Magdeburg l Sachsen-Anhalt wird dem Personal seiner Schulen, Horte und Kitas nach dem Jahreswechsel zentral und kostenlos Corona-Antigen-Schnelltests anbieten.

● Termine für die Testungen sind der 7. und 8. Januar, sagte Stefan Thurmann, Sprecher des Bildungsministeriums gestern. Beide Tage sind unterrichtsfrei. Lehrer und Erzieher sollen sich dabei selbst testen. Die Testung sei freiwillig, ergänzte der Sprecher.
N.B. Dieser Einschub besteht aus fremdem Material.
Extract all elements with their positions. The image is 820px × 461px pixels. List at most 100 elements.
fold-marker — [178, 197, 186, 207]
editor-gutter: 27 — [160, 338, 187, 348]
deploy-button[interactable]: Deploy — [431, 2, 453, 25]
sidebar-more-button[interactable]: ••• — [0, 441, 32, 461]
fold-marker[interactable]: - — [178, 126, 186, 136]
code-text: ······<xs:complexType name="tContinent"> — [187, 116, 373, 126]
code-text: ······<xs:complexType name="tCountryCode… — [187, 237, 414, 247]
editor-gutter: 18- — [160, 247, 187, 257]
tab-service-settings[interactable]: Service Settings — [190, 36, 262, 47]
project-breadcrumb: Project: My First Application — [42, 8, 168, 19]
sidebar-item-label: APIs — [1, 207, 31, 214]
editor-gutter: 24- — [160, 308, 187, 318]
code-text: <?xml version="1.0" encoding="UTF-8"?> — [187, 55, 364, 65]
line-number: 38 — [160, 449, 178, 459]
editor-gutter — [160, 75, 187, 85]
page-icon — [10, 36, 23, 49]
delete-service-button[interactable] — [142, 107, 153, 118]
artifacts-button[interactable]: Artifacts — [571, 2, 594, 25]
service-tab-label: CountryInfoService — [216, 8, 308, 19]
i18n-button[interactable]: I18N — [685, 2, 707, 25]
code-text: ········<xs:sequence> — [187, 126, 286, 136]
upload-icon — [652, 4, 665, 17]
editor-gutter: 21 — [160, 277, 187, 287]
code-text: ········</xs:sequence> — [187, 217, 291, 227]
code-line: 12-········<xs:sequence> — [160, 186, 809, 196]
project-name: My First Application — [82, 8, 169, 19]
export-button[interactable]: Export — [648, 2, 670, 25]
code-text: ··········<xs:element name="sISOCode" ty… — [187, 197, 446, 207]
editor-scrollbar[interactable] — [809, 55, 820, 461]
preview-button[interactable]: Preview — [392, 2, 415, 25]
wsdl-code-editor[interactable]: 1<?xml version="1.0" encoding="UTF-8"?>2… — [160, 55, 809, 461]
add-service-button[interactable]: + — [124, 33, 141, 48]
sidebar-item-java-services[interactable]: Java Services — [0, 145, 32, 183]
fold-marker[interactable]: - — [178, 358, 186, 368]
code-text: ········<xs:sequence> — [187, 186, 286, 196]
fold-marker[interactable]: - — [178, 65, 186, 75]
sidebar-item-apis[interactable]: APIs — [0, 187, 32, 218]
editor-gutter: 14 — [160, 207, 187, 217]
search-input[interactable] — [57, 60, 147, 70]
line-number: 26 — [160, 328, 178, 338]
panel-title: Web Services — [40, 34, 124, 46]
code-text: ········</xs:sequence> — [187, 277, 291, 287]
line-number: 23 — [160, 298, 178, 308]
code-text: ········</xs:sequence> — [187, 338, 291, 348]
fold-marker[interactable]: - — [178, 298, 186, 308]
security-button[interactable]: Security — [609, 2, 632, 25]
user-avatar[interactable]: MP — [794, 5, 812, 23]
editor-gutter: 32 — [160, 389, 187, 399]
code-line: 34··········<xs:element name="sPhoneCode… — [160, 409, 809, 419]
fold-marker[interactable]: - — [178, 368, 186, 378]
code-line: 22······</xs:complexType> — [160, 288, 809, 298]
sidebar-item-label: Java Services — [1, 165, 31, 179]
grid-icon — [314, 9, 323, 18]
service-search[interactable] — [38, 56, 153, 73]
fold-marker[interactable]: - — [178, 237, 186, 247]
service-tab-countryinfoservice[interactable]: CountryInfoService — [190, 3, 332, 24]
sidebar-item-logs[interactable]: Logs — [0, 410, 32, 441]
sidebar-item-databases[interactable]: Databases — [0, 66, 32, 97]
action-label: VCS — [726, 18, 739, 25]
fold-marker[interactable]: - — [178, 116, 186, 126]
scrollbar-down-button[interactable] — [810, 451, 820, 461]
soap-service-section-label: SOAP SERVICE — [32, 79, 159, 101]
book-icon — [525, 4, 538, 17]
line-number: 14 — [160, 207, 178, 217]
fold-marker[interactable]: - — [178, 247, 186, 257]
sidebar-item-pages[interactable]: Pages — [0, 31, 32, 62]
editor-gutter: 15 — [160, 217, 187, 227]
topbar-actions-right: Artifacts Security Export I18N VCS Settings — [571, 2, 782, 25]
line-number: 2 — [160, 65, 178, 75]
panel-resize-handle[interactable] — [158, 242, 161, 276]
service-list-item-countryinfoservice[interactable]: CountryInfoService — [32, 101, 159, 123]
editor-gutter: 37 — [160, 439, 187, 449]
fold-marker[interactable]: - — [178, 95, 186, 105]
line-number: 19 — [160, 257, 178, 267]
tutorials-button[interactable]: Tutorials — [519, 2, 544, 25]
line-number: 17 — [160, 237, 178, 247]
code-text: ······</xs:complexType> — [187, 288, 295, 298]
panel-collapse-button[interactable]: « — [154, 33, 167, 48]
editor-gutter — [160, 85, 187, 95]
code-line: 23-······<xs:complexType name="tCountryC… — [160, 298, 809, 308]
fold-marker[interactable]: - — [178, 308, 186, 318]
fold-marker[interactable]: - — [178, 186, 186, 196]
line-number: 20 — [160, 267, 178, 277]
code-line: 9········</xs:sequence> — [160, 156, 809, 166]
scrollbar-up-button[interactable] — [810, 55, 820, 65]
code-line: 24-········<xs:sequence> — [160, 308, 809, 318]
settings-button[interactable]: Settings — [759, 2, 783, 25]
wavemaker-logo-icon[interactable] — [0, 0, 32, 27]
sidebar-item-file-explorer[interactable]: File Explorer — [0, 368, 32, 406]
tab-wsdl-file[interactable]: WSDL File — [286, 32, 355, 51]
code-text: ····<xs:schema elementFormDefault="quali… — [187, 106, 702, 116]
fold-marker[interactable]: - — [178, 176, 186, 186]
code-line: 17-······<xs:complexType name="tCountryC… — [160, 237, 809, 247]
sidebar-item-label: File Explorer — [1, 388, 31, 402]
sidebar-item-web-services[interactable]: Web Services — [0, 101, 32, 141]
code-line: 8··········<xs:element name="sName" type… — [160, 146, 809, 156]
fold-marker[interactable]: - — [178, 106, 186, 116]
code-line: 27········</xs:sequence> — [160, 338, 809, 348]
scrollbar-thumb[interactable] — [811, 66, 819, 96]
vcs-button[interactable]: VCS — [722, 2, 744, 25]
Ziel ist es, zum Schulstart nach den Feiertagen einen Überblick über das Infektionsgeschehen zu bekommen.

● Die Test-Sets werden vom Land zentral bestellt, bezahlt und verteilt. Allein im schulischen Bereich könnten je nach Interesse bis zu 25 000 Personen das Angebot in Anspruch nehmen, hieß es. In den Horten kämen noch einmal bis zu 3500 Erzieherinnen dazu.

● Offen ist noch die Frage, wo genau die Tests vorgenommen werden sollen und inwieweit das Personal vor der Anwendung geschult werden muss: „Wir hoffen da auf Erfahrungen aus Hessen zurückgreifen zu können“, sagte Ute Albersmann, Sprecherin im Sozialministerium. In Hessen hatte es ein Pilotprojekt zur Testung von Lehrern gegeben.

Das genaue Vorgehen will die Landesregierung in Magdeburg bis zum Beginn der Weihnachtsferien festgelegt haben. Das Bildungsministerium kündigte gestern einen Brief an die Leitungen aller 940 Schulen an. Testungen von Schülern oder Kita-Kindern sind im Paket bisher nicht vorgesehen. „Es geht zunächst ums Personal“, sagte Stefan Thurmann. Zudem ist die Testung vorerst einmalig.

● Die Lehrergewerkschaft GEW begrüßte die Ankündigung: „Als Präventionsmaßnahme ist das sicher gut“, sagte Landeschefin Eva Gerth. „Allerdings wäre es wichtig, dem Schulpersonal regelmäßig die Möglichkeit zu Testungen zu geben“, ergänzte sie.

Tests allein genügten zudem nicht: „Wir fordern dort, wo es notwendig ist, Luftfilter-Geräte aufzustellen und die Teilung von Klassen in kleinere Lerngruppen“, sagte Gerth.

Einen Offenen Brief mit ähnlichen Forderungen hatte die Gewerkschaft in dieser Woche bereits Ministerpräsident Reiner Haseloff (CDU) geschrieben. Bildungsminister Marco Tullner hatte beim Thema Luftfilter zuletzt auf widersprüchliche Expertenaussagen zur Wirksamkeit der Geräte verwiesen.

Mit Blick auf den fürs Lernen wichtigen sozialen Kontext sei es zudem Ziel, die Schulen so lange wie möglich offen zu halten, ergänzte der CDU-Politiker.

● Möglich werden die Schnelltests jetzt durch eine Neuregelung auf Bundesebene in der sogenannten „Medizinprodukte-Betreiberverordnung“. Formal bereits seit heute können demnach auch Gemeinschaftseinrichtungen wie Schulen und Kitas eigenständig Corona-Tests beziehen und vom eigenen Personal anwenden lassen. Bislang war das Ärzten sowie medizinischem Personal in Praxen, Heimen oder Kliniken vorbehalten.

Ergänzend zu den Schnelltests will das Bildungsministerium dafür sorgen, dass Schulpersonal nach Zulassung eines Impfstoffs vorrangig Impfungen in Anspruch nehmen kann. Eine entsprechende Formulierung schaffte es auf Initiative Tullners in eine Beschlussvorlage der Kultusministerkonferenz.

Das Infektionsgeschehen an Sachsen-Anhalts Schulen hatte, Stand vergangenen Freitag, im Vergleich zur Vorwoche leicht abgenommen, blieb aber auf hohem Niveau. Insgesamt standen am 27. November landesweit 5454 Schüler unter coronabedingter Quarantäne (2,23 Prozent). Unter den Lehrkräften waren 410 Personen betroffen. Acht der 941 Schulen waren pandemiebedingt komplett geschlossen, in 55 Einrichtungen verhängten die Gesundheitsämter Teilschließungen. Das Land meldet die Zahlen zentral jeweils freitags.